Avez-vous été informé du départ de Daniel Bernard ?
Absolument pas. La décision a été prise par la famille Hallezy Seule. Mais je me félicite de cette décision, même si je pense qu’un échec n’est jamais le fait d’une seule personne.
Ne trouvez-vous pas quelques points positifs à mettre au bilan de Daniel Bernard ?
Daniel Bernard n’a eu de cesse de faire grossir le groupe. C’est la stratégie de managers type Messier : ils gonflent jusqu’à l’éclatement ! Par ailleurs, il annonçait il y a 6 mois que tout allait bien pour expliquer trois semaines plus tard que les résultats n’étaient pas conforment aux prévisions. Je ne vois que deux explications possibles à ce revirement : soit il est mythomane, soit il n’est pas au courant de ce qui se passe dans son groupe. Dans les deux cas, c’est très inquiétant…
Pensez-vous que Luc Vandevelde soit en mesure d’inverser la tendance ?
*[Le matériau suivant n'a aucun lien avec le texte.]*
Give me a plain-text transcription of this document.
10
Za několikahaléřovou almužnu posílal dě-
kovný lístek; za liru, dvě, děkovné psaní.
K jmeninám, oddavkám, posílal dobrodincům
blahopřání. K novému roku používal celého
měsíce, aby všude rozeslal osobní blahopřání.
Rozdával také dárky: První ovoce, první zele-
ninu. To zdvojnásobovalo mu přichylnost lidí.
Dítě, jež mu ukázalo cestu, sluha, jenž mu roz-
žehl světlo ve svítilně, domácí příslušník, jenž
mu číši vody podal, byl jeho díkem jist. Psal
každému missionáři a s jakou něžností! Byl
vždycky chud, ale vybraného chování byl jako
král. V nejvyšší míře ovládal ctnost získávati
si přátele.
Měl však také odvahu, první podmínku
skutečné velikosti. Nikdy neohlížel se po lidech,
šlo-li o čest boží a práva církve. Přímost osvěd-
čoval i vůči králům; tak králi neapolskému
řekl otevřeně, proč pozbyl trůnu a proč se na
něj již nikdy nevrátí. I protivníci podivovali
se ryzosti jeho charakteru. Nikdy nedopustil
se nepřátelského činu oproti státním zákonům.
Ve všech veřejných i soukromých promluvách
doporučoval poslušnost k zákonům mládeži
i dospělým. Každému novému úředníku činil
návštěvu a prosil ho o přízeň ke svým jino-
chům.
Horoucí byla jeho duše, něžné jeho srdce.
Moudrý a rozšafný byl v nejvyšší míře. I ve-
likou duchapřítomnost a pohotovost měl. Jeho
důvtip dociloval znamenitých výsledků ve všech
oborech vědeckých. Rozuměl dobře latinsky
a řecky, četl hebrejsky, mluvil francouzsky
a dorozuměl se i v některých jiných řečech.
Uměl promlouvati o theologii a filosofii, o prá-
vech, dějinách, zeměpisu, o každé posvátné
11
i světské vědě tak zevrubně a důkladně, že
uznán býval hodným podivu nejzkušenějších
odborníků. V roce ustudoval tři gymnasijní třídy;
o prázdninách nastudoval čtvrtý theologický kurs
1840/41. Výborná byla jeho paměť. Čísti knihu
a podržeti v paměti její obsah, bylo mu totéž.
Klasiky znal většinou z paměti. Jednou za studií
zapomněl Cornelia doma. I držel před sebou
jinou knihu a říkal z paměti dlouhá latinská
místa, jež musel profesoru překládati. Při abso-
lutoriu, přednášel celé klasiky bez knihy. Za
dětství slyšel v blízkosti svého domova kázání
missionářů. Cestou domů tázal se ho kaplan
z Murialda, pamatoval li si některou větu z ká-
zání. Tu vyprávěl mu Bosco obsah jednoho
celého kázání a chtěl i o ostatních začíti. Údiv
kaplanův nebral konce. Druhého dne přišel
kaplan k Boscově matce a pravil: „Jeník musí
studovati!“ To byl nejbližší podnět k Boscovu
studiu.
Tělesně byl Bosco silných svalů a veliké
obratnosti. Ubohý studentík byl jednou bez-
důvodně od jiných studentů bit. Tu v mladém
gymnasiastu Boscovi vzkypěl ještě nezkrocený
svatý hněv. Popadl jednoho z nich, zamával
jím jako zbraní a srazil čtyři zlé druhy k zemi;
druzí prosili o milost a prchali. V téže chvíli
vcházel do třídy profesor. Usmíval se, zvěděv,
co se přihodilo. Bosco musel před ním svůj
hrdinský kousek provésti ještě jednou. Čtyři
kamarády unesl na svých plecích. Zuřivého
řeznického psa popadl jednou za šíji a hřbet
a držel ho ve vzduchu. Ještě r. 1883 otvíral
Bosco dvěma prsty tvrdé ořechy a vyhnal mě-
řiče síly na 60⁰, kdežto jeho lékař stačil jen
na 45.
Les financiers disent aujourd’hui qu’il faut redresser les comptes de Carrefour. Pour cela, il faut une équipe qui se consacre à cette tâche à plein temps. Or Luc Vandevelde va présider le conseil de surveillance. Il ne devrait même pas habiter en France ! Surveiller pour moi, ce n’est pas agir. Vient-il pour redonner à Carrefour une rentabilité espérée ou pour jouer les équarrisseurs ? J’ai bien peur que ces financiers soient tentés de découper le groupe en rondelles pour le céder. D’ailleurs, ils ont déjà commencé ce démantèlement en vendant de véritables bijoux de famille, comme Picard Surgelés ou encore de l’immobilier.
Pensez-vous que le modèle de l’hyper à la française soit dépassé ?
Un modèle n’est jamais perdu s’il est dynamique et bien géré… Je connais Bernard Duran et Guy Yraéta. Tous deux sont de très bons cadres d’hypermarchés ayant une culture de ce format, connaissance devenue rare aujourd’hui. Dunan n’est resté en place que 6 mois. Combien de temps tiendra Yraéta ? Tout dépend de qui va diriger Carrefour, des commerçants ou des financiers…
Propos recueillis par E.E.
C’est un non sens. Plus l’entreprise devient mondialisée, plus l’éloignement entre la direction générale et le terrain s’accroit. Lorsque l’entreprise était de taille humaine, c’était une volonté de faire confiance au terrain. Certains disent qu’ils ne pouvaient faire autrement… peut-être, mais c’était tellement intelligent.
Ils ont voulu garder cet esprit en grandissant.
Pourquoi avoir oublié cela ?
Aujourd’hui, c’est un défi intellectuel de comprendre le fonctionnement d’une entreprise de cette taille, qui fonctionne 24h/24.
La confiance, le commerçant la doit à ses clients mais immanquablement, d’abord, à ses salariés… Aristide Boucicaut faisait de même…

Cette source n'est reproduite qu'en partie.